Monday, Feb. 12, 1940

Cake to Bread

To celebrate President Roosevelt's 58th birthday last week, 25,000 parties were held throughout the U. S. Their collective gift: an estimated $1,500,000 for the Roosevelt fund to aid victims of infantile paralysis. Biggest & brightest of all was the party at Washington's Hotel Mayflower, where beaming Eleanor Roosevelt plunged a knife into a big, red, white & blue cake. But just before Mrs. Roosevelt cut into the cake, the President cut into the Wagner health bill.

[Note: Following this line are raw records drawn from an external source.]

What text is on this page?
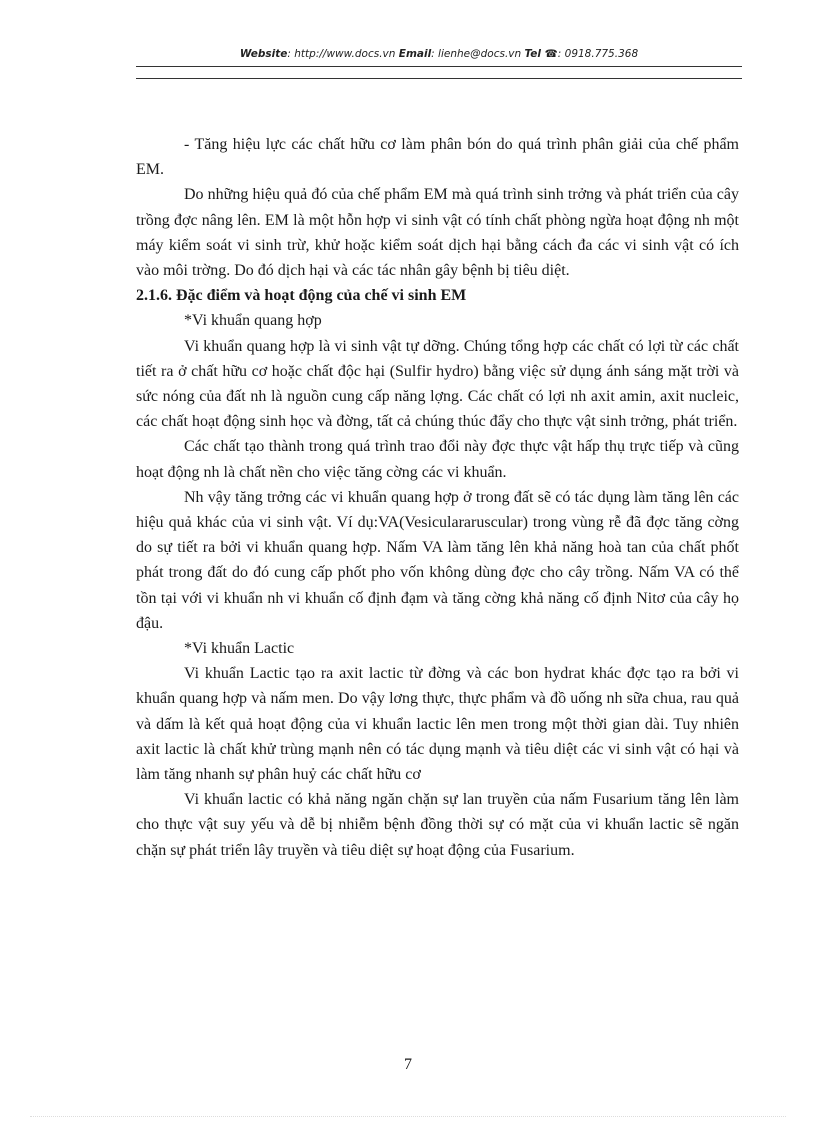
Website: http://www.docs.vn Email: lienhe@docs.vn Tel ☎: 0918.775.368

- Tăng hiệu lực các chất hữu cơ làm phân bón do quá trình phân giải của chế phẩm EM.

Do những hiệu quả đó của chế phẩm EM mà quá trình sinh trởng và phát triển của cây trồng đợc nâng lên. EM là một hỗn hợp vi sinh vật có tính chất phòng ngừa hoạt động nh một máy kiểm soát vi sinh trừ, khử hoặc kiểm soát dịch hại bằng cách đa các vi sinh vật có ích vào môi trờng. Do đó dịch hại và các tác nhân gây bệnh bị tiêu diệt.

2.1.6. Đặc điểm và hoạt động của chế vi sinh EM

*Vi khuẩn quang hợp

Vi khuẩn quang hợp là vi sinh vật tự dỡng. Chúng tổng hợp các chất có lợi từ các chất tiết ra ở chất hữu cơ hoặc chất độc hại (Sulfir hydro) bằng việc sử dụng ánh sáng mặt trời và sức nóng của đất nh là nguồn cung cấp năng lợng. Các chất có lợi nh axit amin, axit nucleic, các chất hoạt động sinh học và đờng, tất cả chúng thúc đẩy cho thực vật sinh trởng, phát triển.

Các chất tạo thành trong quá trình trao đổi này đợc thực vật hấp thụ trực tiếp và cũng hoạt động nh là chất nền cho việc tăng cờng các vi khuẩn.

Nh vậy tăng trởng các vi khuẩn quang hợp ở trong đất sẽ có tác dụng làm tăng lên các hiệu quả khác của vi sinh vật. Ví dụ:VA(Vesiculararuscular) trong vùng rễ đã đợc tăng cờng do sự tiết ra bởi vi khuẩn quang hợp. Nấm VA làm tăng lên khả năng hoà tan của chất phốt phát trong đất do đó cung cấp phốt pho vốn không dùng đợc cho cây trồng. Nấm VA có thể tồn tại với vi khuẩn nh vi khuẩn cố định đạm và tăng cờng khả năng cố định Nitơ của cây họ đậu.

*Vi khuẩn Lactic

Vi khuẩn Lactic tạo ra axit lactic từ đờng và các bon hydrat khác đợc tạo ra bởi vi khuẩn quang hợp và nấm men. Do vậy lơng thực, thực phẩm và đồ uống nh sữa chua, rau quả và dấm là kết quả hoạt động của vi khuẩn lactic lên men trong một thời gian dài. Tuy nhiên axit lactic là chất khử trùng mạnh nên có tác dụng mạnh và tiêu diệt các vi sinh vật có hại và làm tăng nhanh sự phân huỷ các chất hữu cơ

Vi khuẩn lactic có khả năng ngăn chặn sự lan truyền của nấm Fusarium tăng lên làm cho thực vật suy yếu và dễ bị nhiễm bệnh đồng thời sự có mặt của vi khuẩn lactic sẽ ngăn chặn sự phát triển lây truyền và tiêu diệt sự hoạt động của Fusarium.

7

The bill introduced in Congress last winter called for an annual public-health expenditure of $80,000,000; the substitute plan, which the President sent as a birthday message to Congress, slashed the total to $10,000,000. This sum, said the President, would build 50 small hospitals for poor communities throughout the U. S. which need "the most elementary" health services. "Title to these institutions," he continued, "should be held by the Federal Government, but operation should be a local financial responsibility. It is an experiment."

No great surprise was this substitution of plain bread for the rich cake of the Wagner bill. Last December, when the President first mentioned a hospital-construction plan, he was vigorously supported by the American Medical Association, which had vigorously opposed the Wagner bill. And for many months, Surgeon General Thomas Parran has been conducting a painstaking county-by-county survey of hospital facilities in the 48 States. On his desk last week were blueprints of neat little one-story hospitals, some of wood, others of brick and adobe, each planned to house 100 beds. Estimated cost: $150,000 apiece, including X-ray equipment, surgical instruments, laboratory machinery, everything but bed linen.

According to the bill, each plea for a hospital made by "responsible public authorities" will be thoroughly investigated by the purse-string committee of Dr. Parran and six hand-picked hospital specialists. Most of the money will probably go to Southern villages for general hospitals.